Avesiar – Jakarta
Feri kecil ketika itu memang tidak begitu paham usaha yang dilakukan oleh sang ayah untuk menghidupi ia dan keluarganya. Maklum, sebagai anak kecil, Feri tumbuh sebagaimana anak-anak lainnya. Bermain dan belajar.
Namun, ketika ia semakin besar, Feri memahami usaha yang dijalani oleh ayahnya, sebuah bisnis jasa pengiriman barang. Di mana kelak, pemilik nama lengkap Mohammad Feriadi, meneruskan jejak dan tradisi ayahnya yang bernama Soeprapto Soeparno, sebagai seorang pemilik dan Chief Executive Officer PT. Jalur Nugraha Ekakurir atau dikenal sebagai JNE.
Saat ditemui di kantornya di bilangan Tomang, Jakarta Barat, baru-baru ini, pria yang akrab di sapa Feri itu menceritakan betapa ia sangat beruntung dibesarkan dengan nilai-nilai sosial dan religi oleh orang tuanya.
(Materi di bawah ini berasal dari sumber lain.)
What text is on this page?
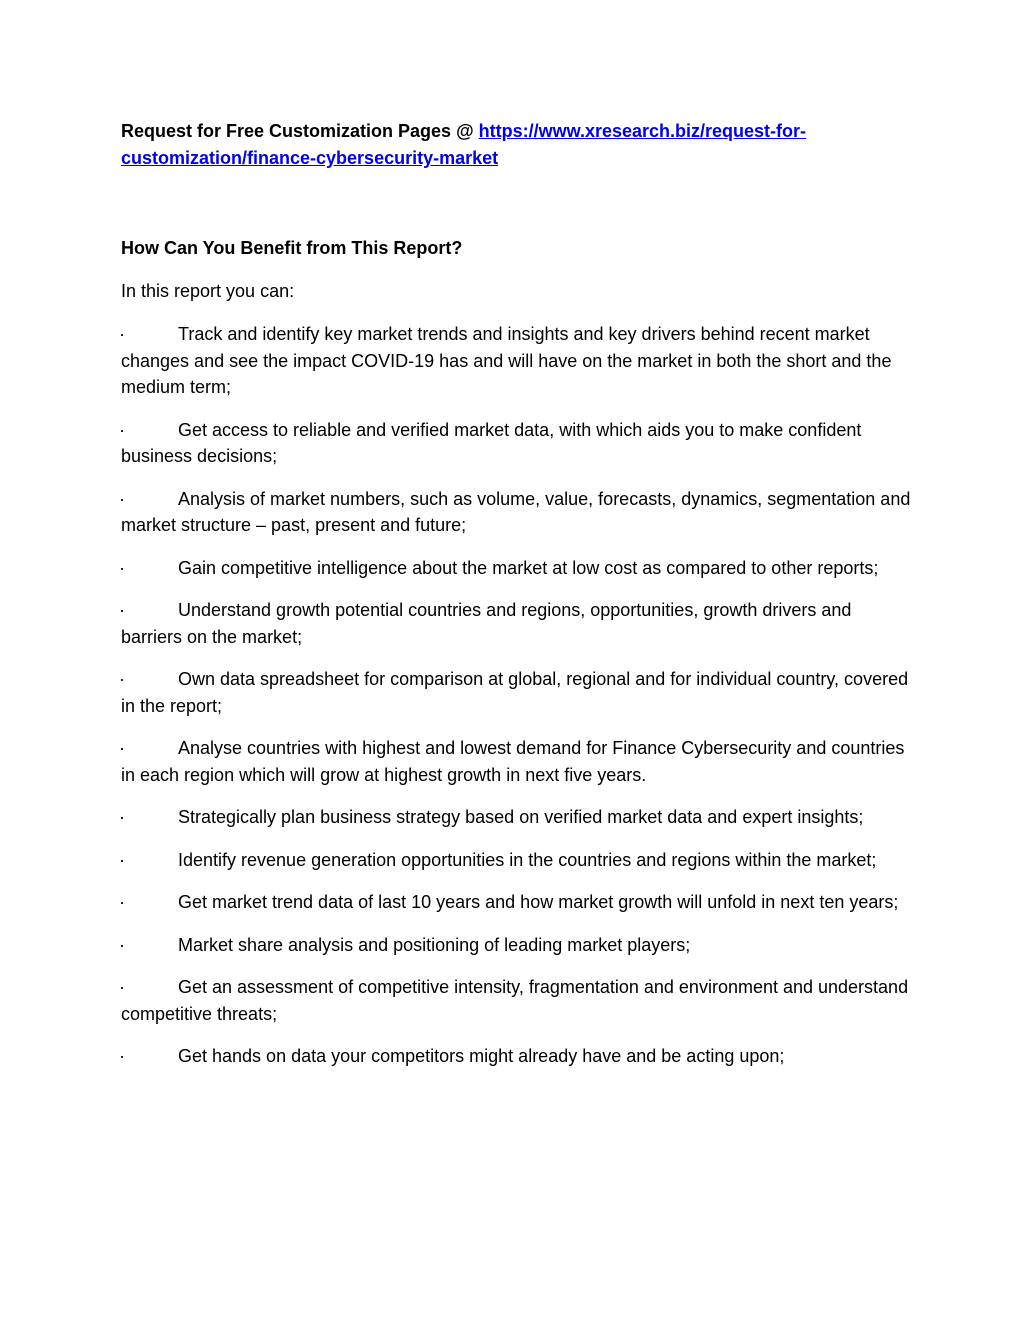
Request for Free Customization Pages @ https://www.xresearch.biz/request-for-customization/finance-cybersecurity-market

How Can You Benefit from This Report?

In this report you can:

·	Track and identify key market trends and insights and key drivers behind recent market changes and see the impact COVID-19 has and will have on the market in both the short and the medium term;
·	Get access to reliable and verified market data, with which aids you to make confident business decisions;
·	Analysis of market numbers, such as volume, value, forecasts, dynamics, segmentation and market structure – past, present and future;
·	Gain competitive intelligence about the market at low cost as compared to other reports;
·	Understand growth potential countries and regions, opportunities, growth drivers and barriers on the market;
·	Own data spreadsheet for comparison at global, regional and for individual country, covered in the report;
·	Analyse countries with highest and lowest demand for Finance Cybersecurity and countries in each region which will grow at highest growth in next five years.
·	Strategically plan business strategy based on verified market data and expert insights;
·	Identify revenue generation opportunities in the countries and regions within the market;
·	Get market trend data of last 10 years and how market growth will unfold in next ten years;
·	Market share analysis and positioning of leading market players;
·	Get an assessment of competitive intensity, fragmentation and environment and understand competitive threats;
·	Get hands on data your competitors might already have and be acting upon;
Pria santun itu, adalah seorang kelahiran Jakarta, 3 Februari 1969, yang sejak kecil mengalami kehidupan kota besar dengan tetap mengedepankan nilai-nilai moral yang diajarkan oleh kedua orang tua, terutama almarhum ayahnya yang ia kagumi.
Ia menceritakan, sejak kecil orang tua mereka senantiasa mengutamakan pendidikan agama serta moral dengan menyekolahkan dia dan saudara-saudaranya di sekolah Al Azhar yang terletak di Kebayoran Baru, Jakarta Selatan. Hal ini yang menurut Feri membuat ia dan saudara-saudaranya tidak mudah terpengaruh hal-hal buruk di masyarakat.
“Jakarta adalah kota tempat saya dibesarkan dengan baik oleh kedua orang tua saya dan memberikan pengalaman hidup yang begitu berarti. Ya, sebagai anak yang lahir di Jakarta, saya mengalami betapa kota ini tumbuh dengan berbagai dinamikanya. Kami main bersama teman-teman dan besar tanpa terpengaruh hal-hal negatif yang ada di ibukota seperti Jakarta,” kenang putra ke-2 dari 6 bersaudara itu.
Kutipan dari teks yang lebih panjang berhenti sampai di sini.